Sujet Chronologie des occupations humaines au Pléistocène supérieur dans le Jura Souabe, Allemagne et dans les vallées de la Saône et du Rhône, France, par les méthodes de la résonance de spin électronique et des séries de l’uranium, ESR/U-Th
Date vendredi 4 décembre à 14h30
Lieu Amphithéâtre de l’Institut de Paléontologie Humaine (1 rue René Panhard, 75013 Paris).

Résumé
La présence des néandertaliens a été rapportée dans plusieurs sites localisés dans le Jura Souabe (Allemagne) et dans les vallées de la Saône et du Rhône (France). Ces régions ont également livré les vestiges parmi les plus anciens attribués aux Homo sapiens. L’établissement du cadre chronologique de sept sites majeurs situés dans ces trois zones géographiques représente donc un grand intérêt dans l’étude des comportements humains et des voies de migration durant cette période-clef de l’évolution humaine.

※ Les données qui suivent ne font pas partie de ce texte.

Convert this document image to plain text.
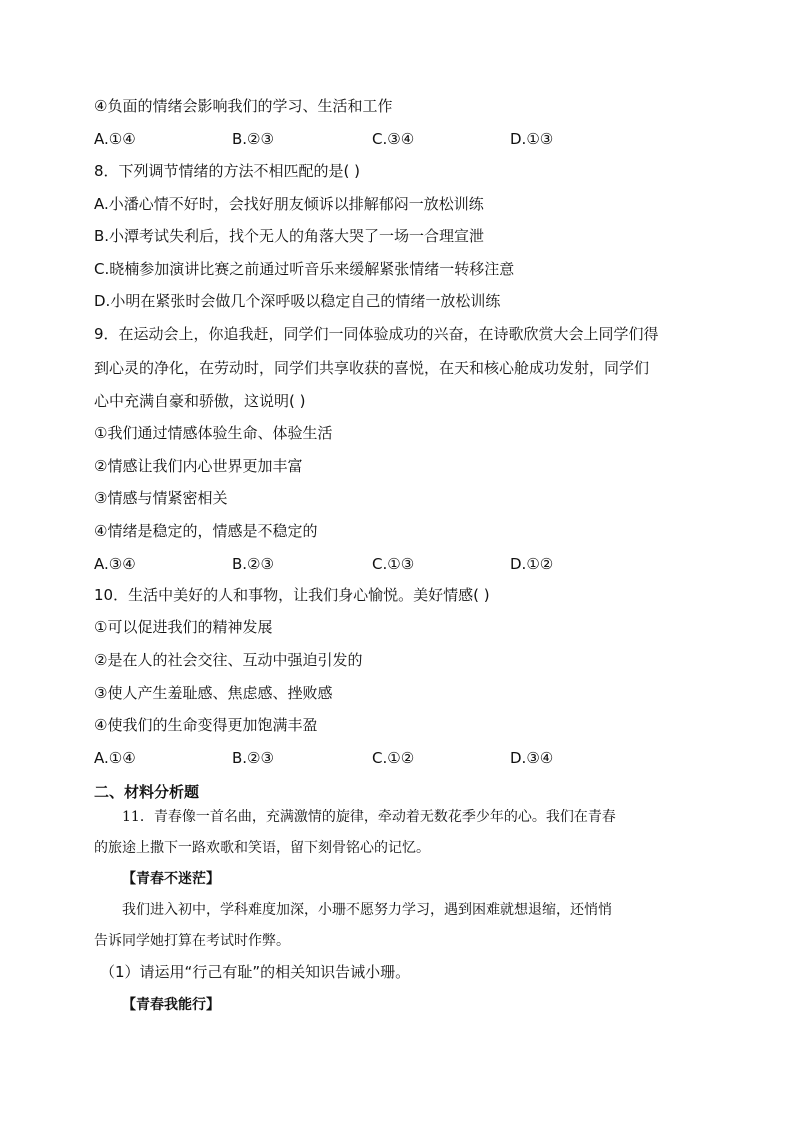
④负面的情绪会影响我们的学习、生活和工作
A.①④	B.②③	C.③④	D.①③
8．下列调节情绪的方法不相匹配的是( )
A.小潘心情不好时，会找好朋友倾诉以排解郁闷一放松训练
B.小潭考试失利后，找个无人的角落大哭了一场一合理宣泄
C.晓楠参加演讲比赛之前通过听音乐来缓解紧张情绪一转移注意
D.小明在紧张时会做几个深呼吸以稳定自己的情绪一放松训练
9．在运动会上，你追我赶，同学们一同体验成功的兴奋，在诗歌欣赏大会上同学们得
到心灵的净化，在劳动时，同学们共享收获的喜悦，在天和核心舱成功发射，同学们
心中充满自豪和骄傲，这说明( )
①我们通过情感体验生命、体验生活
②情感让我们内心世界更加丰富
③情感与情紧密相关
④情绪是稳定的，情感是不稳定的
A.③④	B.②③	C.①③	D.①②
10．生活中美好的人和事物，让我们身心愉悦。美好情感( )
①可以促进我们的精神发展
②是在人的社会交往、互动中强迫引发的
③使人产生羞耻感、焦虑感、挫败感
④使我们的生命变得更加饱满丰盈
A.①④	B.②③	C.①②	D.③④
二、材料分析题
11．青春像一首名曲，充满激情的旋律，牵动着无数花季少年的心。我们在青春
的旅途上撒下一路欢歌和笑语，留下刻骨铭心的记忆。
【青春不迷茫】
我们进入初中，学科难度加深，小珊不愿努力学习，遇到困难就想退缩，还悄悄
告诉同学她打算在考试时作弊。
（1）请运用“行己有耻”的相关知识告诫小珊。
【青春我能行】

La méthode de la résonance de spin électronique et de l’uranium-thorium combinée (ESR/U-Th) permet de dater des dents fossiles entre 30 ka et 1-2 Ma. Il est alors possible de comparer les âges ESR/U-Th avec les données radiocarbone disponibles pour les niveaux du Paléolithique supérieur ancien. Pour cette période, l’application de l’ESR/U-Th en contexte karstique est souvent contrainte par : 1) la mesure d’une faible dose équivalente, liée principalement à la teneur en uranium peu élevée dans les tissus dentaires et au temps d’enfouissement des dents fossiles dans les sédiments et 2) l’hétérogénéité du remplissage.
Les résultats des datations ESR/U-Th obtenus dans le cadre de cette étude sont en accord avec les âges 14C disponibles pour les niveaux aurignaciens souabes, confirmant la présence ancienne des Homo sapiens dans cette zone, dès 40 ka. Les niveaux du Paléolithique moyen ont été datés entre environ 100 ka et 40 ka ; les âges ESR/U-Th les plus récents suggèrent que les néandertaliens des sites du Jura Souabe et des vallées de la Saône et du Rhône auraient peuplé ces régions à la même période, ou à tout le moins, à des dates proches de celles obtenues pour d’autres sites européens ayant livré des industries de transition ou des niveaux aurignaciens anciens.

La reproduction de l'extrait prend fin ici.